If a sector was making a net investment its expenditure exceeded its revenues, while for a sector making net savings revenue exceeded expenditure. A separate saving coefficient was established for each sector, such that total expenditure was equal to total revenue divided by the coefficient. Sectors making a net investment was to have a savings coefficient of less than one (expenditure exceeding revenue). Sectors making net savings - the household sector for example would have a coefficient in excess of one.

During the war, Leontief worked for the US Treasury under the direction of Henry Morgan Ford Jnr and went with him as one his advisors to the Bretton Woods Hotel in lovely New Hampshire where his boss, along with Maynard Keynes, outlined the economic system of the post-war world.
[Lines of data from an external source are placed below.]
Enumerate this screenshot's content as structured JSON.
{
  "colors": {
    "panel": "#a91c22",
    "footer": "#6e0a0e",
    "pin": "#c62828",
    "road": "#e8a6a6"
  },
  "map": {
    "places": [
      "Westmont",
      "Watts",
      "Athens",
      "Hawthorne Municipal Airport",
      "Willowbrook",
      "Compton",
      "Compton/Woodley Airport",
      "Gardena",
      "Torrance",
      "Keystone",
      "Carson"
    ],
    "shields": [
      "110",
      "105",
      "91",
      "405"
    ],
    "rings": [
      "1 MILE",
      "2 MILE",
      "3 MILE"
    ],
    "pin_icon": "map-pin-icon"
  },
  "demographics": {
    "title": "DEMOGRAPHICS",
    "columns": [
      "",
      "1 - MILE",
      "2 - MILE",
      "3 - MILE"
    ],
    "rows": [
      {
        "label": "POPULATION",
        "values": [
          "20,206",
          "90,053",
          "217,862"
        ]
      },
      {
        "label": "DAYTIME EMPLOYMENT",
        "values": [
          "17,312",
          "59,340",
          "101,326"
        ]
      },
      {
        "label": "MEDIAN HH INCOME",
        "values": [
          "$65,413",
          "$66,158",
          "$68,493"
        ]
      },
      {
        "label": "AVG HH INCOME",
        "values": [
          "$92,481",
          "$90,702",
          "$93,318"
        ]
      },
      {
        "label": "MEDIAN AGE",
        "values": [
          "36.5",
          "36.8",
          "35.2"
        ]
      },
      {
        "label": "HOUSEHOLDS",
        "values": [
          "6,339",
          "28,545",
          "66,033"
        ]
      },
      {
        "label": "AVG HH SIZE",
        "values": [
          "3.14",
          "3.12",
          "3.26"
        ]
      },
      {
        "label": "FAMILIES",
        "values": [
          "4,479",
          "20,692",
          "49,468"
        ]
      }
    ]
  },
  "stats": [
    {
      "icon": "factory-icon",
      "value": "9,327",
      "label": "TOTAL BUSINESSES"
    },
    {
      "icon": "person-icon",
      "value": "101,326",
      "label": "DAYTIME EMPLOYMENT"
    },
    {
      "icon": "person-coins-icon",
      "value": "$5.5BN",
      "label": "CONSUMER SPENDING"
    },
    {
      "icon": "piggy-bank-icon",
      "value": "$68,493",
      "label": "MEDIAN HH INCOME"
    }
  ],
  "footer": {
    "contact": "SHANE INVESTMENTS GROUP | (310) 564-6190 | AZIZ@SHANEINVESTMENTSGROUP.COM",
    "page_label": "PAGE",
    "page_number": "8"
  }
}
My first memory of Leontief was when I and other Cambridge undergraduates were told by our supervisor, the late Harry Johnson, to attend a lecture by one of the most innovative economists of the day. It was not just the undergraduates who went. There sat Nicholas Kaldor and Richard Kahn, Dick Stone and Sir Dennis Robertson, Piero Sraffa, Austin Robinson and Joan Robinson. Later in the week, at Robertson's political economy club, the students had the benefit of the glittering conversation between Robertson, some of his colleagues and Leontief.
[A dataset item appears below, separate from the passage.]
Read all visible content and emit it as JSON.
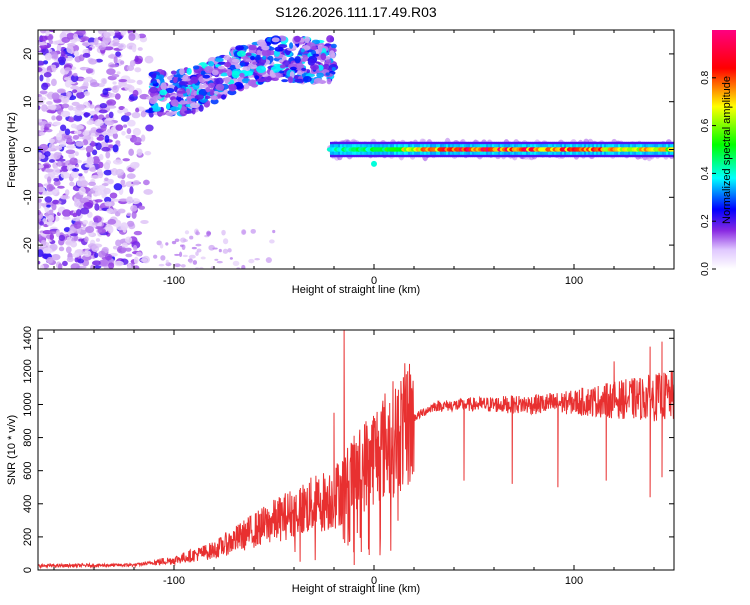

In 1975, having reached the age of 70, Leontief moved to the Institute of Economic Research specially created for him by New York University. Here he could work on practical solutions to practical problems and radical approaches to the changing challenges of the world.

He was a prolific writer, displaying demonic energy all his life. Among his famous books are Input-Output Economics (1966) and The Structure of the American Economy 1919-1929 (1941). At the age of 80, he produced the Future Impact of Automation on Workers (1986) and his contribution to economic and scientific journals flowed and flowed.
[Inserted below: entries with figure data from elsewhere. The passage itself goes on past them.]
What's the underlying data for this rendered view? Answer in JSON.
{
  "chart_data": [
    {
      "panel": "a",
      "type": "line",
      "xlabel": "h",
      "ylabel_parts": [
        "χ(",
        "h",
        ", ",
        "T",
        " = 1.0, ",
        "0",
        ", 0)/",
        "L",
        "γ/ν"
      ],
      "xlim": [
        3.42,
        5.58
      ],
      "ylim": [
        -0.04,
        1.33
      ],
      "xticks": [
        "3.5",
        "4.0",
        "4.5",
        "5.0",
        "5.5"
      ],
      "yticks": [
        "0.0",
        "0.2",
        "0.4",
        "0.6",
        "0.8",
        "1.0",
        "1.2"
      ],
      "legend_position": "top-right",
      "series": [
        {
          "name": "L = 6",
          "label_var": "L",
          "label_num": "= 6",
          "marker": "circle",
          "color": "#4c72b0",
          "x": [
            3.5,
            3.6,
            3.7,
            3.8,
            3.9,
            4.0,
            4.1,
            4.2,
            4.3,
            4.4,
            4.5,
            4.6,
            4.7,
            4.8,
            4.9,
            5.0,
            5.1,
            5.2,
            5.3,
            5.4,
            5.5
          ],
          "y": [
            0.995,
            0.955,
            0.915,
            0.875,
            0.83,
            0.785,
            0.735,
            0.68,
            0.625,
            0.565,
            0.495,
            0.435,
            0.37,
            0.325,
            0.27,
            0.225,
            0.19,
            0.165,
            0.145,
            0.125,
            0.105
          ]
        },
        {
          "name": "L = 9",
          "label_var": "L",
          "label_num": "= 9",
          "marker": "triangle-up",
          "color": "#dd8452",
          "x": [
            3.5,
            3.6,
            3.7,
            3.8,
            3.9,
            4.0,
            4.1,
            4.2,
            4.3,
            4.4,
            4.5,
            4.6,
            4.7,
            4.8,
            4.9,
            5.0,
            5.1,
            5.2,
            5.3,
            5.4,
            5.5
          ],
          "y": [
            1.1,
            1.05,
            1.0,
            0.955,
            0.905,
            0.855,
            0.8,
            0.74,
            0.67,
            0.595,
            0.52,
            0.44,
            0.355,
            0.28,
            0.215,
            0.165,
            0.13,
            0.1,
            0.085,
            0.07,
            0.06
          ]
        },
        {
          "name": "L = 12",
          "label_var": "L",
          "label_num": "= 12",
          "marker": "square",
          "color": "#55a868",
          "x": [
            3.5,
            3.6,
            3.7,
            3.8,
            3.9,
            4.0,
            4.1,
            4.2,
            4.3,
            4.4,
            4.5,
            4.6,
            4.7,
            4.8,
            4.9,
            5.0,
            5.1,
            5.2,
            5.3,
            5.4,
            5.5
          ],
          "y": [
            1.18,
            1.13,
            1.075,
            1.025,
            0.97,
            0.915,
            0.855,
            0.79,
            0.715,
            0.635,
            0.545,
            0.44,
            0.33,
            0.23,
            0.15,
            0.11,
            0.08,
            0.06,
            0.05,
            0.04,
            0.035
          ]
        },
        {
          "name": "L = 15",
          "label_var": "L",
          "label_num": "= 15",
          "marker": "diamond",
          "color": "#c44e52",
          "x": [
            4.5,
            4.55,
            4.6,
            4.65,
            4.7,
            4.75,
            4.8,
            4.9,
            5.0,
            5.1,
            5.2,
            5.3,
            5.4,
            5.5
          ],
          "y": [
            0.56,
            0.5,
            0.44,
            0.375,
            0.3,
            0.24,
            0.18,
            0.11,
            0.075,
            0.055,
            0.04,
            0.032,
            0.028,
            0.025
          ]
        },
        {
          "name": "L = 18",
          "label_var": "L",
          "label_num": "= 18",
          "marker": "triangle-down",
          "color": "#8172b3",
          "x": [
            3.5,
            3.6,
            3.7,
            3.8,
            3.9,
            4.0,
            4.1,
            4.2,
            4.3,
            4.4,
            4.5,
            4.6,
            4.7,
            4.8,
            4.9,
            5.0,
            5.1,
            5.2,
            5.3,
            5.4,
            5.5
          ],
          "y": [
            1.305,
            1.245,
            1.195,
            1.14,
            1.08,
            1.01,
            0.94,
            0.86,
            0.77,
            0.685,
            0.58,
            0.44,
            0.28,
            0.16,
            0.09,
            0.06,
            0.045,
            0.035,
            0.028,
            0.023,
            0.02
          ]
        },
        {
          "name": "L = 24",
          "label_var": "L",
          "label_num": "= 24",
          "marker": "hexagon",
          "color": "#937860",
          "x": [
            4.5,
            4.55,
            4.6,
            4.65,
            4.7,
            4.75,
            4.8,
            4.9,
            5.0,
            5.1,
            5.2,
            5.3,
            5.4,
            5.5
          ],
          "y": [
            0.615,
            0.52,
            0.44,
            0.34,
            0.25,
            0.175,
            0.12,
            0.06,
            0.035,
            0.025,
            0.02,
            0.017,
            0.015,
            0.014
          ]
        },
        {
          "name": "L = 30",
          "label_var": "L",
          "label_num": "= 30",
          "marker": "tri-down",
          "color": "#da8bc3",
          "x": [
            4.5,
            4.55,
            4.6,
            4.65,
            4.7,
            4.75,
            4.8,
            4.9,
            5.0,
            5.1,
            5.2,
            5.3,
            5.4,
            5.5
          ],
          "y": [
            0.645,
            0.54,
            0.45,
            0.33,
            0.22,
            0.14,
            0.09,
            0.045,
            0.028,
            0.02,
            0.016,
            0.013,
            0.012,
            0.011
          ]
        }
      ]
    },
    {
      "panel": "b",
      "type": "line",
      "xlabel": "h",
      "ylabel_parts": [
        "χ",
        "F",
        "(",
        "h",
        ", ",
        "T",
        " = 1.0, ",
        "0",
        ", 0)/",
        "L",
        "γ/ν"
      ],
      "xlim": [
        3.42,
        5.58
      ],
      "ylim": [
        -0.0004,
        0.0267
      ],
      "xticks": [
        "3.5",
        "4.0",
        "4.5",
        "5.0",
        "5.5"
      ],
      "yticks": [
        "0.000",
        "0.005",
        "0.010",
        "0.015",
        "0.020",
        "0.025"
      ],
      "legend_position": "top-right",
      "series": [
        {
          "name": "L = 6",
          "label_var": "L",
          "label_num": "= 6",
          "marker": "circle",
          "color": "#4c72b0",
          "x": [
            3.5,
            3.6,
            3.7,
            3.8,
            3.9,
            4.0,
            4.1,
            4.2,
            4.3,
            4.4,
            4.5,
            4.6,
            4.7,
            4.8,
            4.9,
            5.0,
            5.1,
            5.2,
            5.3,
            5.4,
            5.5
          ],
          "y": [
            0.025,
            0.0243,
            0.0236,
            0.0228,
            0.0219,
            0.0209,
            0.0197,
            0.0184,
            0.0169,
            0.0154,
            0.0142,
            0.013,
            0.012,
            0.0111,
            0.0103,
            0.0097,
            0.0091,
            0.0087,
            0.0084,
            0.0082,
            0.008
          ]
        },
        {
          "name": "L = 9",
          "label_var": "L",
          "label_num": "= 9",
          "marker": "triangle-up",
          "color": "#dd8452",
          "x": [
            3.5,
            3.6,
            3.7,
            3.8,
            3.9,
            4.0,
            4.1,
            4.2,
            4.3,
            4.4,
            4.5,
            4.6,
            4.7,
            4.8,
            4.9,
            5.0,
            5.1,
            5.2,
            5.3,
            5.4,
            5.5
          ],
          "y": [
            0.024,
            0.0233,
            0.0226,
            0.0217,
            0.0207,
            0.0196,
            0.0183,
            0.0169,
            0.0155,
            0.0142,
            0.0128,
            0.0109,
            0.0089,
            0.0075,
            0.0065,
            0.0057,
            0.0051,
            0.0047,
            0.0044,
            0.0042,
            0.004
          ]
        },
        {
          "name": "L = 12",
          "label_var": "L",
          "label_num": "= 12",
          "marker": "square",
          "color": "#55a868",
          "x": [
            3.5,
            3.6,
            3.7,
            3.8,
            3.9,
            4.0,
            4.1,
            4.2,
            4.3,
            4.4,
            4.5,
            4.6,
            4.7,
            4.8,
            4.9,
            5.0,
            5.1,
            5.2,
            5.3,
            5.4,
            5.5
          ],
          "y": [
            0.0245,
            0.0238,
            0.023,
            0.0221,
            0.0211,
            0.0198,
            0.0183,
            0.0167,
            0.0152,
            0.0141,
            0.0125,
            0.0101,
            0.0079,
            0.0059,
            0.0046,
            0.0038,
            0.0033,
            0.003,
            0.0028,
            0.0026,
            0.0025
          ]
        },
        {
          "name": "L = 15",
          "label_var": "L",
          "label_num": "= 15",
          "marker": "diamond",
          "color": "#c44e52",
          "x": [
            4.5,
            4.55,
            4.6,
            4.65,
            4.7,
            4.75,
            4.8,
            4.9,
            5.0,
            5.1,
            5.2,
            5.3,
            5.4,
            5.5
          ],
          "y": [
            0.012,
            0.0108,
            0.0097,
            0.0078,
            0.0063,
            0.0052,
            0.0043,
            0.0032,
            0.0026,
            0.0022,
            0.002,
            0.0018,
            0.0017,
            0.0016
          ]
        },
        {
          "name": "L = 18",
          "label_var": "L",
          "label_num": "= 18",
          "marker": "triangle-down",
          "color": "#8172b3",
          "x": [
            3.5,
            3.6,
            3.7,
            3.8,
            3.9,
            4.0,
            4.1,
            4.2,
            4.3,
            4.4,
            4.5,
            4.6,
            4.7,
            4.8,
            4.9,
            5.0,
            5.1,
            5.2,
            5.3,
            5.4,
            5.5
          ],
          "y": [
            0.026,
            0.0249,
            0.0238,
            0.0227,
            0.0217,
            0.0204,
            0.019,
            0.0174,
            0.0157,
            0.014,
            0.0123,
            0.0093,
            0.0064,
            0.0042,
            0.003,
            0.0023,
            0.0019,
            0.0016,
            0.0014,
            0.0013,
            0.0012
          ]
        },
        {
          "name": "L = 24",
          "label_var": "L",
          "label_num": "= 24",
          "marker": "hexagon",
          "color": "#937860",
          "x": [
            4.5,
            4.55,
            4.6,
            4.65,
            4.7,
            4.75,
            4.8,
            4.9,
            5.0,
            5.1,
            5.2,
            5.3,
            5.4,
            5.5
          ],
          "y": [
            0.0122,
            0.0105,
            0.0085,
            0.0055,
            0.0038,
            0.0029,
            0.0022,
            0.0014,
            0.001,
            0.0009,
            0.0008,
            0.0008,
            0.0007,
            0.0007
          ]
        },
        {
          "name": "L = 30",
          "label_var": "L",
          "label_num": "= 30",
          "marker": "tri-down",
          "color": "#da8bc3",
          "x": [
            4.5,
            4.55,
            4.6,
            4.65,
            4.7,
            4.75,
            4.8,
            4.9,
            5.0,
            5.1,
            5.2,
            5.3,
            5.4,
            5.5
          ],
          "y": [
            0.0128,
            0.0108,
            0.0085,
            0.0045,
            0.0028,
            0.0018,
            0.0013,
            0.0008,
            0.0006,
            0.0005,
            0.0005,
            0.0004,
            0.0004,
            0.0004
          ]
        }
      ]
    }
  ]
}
He played an important role in the debate in the US on economic planning. Along with Leonard Woodcock of the AutoWorkers Union, he was co-chairman of the Initiative Committee for national planning. In the Congress, legislation was proposed by Senators Humphrey and Javits to create an Economic Planning Board and a council on economic planning.

Leontief himself was cool about the particular form of legislation, which in his view concentrated too much on the elimination of unemployment and too little on planning the structural shifts which would inevitably take place as a result of technological advance. However, for all Leontief's caution, the then vice-president, Hubert Humphrey, when I visited him in 1965, opined that Wassily Leontief had contributed more than any of his contemporaries to economic action at government level in the US.

However, Leontief wasn't simply concerned with America. He was the leading contributor to a seminal document with Anne P. Carter and Peter A. Petri on "the future of the world economy" in 1978. It gave practical advice to primary producers and developing countries. As Amartya Sen, Master of Trinity and himself a Nobel Prizewinner in Economics, put it: "Wassily Leontief was one of the most innovative economists with a deep interest in the real world".

Wassily Leontief, economist: born St Petersburg 5 August 1906; Professor of Economics, Harvard University 1946-53, Henry Lee Professor of Political Economics 1953-75; Nobel Prize in Economic Science 1973; married 1932 Estelle Marks (one daughter); died New York 5 February 1999.